È tempo di riflessioni, e di discussioni, sul tema dell'immigrazione. La questione è complessa: politica, economica, legale. E qui non voglio aggiungere nulla ai tanti importanti argomenti che è giusto considerare a questo proposito.
Mi preme però molto il punto di vista dei piccoli.

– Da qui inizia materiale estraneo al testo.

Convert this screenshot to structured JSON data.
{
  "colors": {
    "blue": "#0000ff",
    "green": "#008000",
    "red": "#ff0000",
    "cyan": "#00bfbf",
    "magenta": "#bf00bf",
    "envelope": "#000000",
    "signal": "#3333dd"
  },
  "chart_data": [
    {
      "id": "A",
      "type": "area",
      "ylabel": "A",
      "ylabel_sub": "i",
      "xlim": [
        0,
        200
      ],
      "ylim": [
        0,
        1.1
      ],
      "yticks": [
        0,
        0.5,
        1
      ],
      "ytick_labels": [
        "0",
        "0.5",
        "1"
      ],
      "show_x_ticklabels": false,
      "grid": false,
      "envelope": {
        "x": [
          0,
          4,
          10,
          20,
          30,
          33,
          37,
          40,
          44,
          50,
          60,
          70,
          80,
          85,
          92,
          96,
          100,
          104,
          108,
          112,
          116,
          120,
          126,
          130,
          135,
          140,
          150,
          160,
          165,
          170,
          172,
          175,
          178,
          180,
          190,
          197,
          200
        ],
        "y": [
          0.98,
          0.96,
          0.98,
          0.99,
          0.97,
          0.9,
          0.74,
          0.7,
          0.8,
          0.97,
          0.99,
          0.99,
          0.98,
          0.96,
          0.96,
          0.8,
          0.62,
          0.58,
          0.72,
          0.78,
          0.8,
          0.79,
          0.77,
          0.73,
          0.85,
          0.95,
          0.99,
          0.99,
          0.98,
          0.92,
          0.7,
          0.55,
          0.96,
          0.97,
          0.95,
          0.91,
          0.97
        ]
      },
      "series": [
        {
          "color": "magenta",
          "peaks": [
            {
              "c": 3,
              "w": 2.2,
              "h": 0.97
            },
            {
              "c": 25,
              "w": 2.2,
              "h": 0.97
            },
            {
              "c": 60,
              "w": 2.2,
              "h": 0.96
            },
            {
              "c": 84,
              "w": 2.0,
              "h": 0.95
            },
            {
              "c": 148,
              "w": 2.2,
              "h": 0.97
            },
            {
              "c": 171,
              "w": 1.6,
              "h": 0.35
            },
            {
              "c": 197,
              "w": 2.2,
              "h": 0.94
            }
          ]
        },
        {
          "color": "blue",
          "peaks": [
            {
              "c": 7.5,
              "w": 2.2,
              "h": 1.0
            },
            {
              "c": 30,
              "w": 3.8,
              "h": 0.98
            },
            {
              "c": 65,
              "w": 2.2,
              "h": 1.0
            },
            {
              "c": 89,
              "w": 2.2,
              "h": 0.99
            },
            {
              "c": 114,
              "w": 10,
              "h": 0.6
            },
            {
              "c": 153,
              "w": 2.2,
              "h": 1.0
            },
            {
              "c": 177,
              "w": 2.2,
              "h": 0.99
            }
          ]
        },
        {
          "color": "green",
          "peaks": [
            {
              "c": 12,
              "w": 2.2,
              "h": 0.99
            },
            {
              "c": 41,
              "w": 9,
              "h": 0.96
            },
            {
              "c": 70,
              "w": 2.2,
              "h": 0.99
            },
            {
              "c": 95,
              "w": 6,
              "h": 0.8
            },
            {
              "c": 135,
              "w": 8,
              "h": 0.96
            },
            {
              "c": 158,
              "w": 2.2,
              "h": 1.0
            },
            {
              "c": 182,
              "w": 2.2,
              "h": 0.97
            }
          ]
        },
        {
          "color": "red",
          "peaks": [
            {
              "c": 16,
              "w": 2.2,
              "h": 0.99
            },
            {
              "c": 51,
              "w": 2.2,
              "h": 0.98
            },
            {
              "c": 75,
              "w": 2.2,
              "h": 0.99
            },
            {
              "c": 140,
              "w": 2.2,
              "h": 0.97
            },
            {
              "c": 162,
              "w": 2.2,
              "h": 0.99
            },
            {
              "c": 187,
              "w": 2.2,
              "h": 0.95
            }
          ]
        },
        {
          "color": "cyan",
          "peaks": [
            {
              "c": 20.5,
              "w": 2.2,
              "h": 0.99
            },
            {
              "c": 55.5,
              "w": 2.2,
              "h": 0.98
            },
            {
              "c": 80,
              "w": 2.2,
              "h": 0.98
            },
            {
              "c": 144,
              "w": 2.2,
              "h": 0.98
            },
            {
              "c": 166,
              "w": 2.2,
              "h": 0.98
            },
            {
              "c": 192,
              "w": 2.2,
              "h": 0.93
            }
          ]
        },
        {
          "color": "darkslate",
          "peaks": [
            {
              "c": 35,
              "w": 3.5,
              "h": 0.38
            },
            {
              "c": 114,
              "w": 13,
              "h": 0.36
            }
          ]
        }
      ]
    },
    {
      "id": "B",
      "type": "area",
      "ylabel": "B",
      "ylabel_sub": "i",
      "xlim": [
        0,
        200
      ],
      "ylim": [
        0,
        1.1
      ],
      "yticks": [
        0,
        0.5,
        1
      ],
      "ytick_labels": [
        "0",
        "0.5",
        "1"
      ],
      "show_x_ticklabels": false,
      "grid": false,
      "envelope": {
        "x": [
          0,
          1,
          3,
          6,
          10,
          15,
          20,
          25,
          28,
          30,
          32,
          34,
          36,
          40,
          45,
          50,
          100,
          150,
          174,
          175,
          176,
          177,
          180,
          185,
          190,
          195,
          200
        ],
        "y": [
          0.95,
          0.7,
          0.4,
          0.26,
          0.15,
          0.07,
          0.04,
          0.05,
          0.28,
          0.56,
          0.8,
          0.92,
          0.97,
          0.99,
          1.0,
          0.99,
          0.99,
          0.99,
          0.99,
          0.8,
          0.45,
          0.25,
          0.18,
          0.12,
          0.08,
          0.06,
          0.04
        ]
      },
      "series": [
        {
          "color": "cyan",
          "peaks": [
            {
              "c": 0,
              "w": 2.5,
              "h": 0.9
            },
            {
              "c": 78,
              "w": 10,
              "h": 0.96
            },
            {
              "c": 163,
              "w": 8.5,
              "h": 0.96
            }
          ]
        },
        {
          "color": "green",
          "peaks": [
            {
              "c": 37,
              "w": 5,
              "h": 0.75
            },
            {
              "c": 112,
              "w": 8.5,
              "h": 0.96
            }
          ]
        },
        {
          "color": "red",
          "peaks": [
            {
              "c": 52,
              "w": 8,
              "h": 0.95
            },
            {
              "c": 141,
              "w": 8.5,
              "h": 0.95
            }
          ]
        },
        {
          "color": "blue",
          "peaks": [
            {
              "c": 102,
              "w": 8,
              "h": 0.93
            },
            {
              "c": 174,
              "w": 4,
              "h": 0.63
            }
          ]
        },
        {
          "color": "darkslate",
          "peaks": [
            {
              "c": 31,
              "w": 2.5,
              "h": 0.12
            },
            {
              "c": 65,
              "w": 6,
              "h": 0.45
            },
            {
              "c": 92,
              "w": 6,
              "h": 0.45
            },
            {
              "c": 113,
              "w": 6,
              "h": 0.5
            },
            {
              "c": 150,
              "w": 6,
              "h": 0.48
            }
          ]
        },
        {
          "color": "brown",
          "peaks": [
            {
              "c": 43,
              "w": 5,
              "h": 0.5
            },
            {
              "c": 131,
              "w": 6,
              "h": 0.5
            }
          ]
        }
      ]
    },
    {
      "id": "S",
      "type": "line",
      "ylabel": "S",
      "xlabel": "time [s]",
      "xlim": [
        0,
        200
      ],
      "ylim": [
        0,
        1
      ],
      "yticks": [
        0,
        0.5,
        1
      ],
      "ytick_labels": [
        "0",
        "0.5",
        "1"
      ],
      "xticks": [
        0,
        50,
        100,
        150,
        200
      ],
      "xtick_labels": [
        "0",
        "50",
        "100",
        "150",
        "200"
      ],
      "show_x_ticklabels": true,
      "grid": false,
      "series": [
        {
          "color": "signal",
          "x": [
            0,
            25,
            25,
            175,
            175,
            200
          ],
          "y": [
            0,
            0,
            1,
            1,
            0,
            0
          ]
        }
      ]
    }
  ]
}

Un amico di 5 anni di scuola elementare di mia figlia, da poche settimane alle medie, non ha proseguito la scuola con lei. È tornato in Colombia. Ha descritto a mia figlia com'è la cittadina in cui vive la nonna, che lui per anni andava a trovare d'estate, ripassando lo spagnolo. Ora la sua famiglia non ha più lavoro, qui, dopo sette anni di impegno onesto. Perciò tornano laggiù, in una cittadina che a me, raccontata da mia figlia, è sembrata una delle tante tristi cittadine di provincia di certi documentari sui Paesi poveri.
Ma a mia figlia no. Dice che dev'essere un posto molto bello, perché tutte le volte che tornava a scuola, in questi cinque anni, il suo amico era triste di aver lasciato laggiù amici con i quali faceva il bagno nel fiume tutti i giorni, pescava i lucci e dormiva sotto le stelle.
Poi, andandosene ogni fine anno, lo stesso bambino era triste di lasciare qui i suoi amici, con i quali faceva tutt'altre cose. Insomma: un piccolo ereo dei due mondi.
Noi stiamo a discutere di molte questioni importanti e delicate. Intanto i bambini, per fortuna, fanno di tanti mondi il loro mondo. Mentre noi costruiamo muri, loro vivono in rete: contemporaneamente in più luoghi.
Lavoro in tutto il mondo. Amici in tutto il mondo. Vita in tutto il mondo. Perché, misteriosamente, tutti noi, se ci proviamo, scopriamo di essere fatti proprio per questo: per abitare tutto il mondo.
Io non so spiegarlo meglio. Mia figlia, vostra figlia lo sa. Punto.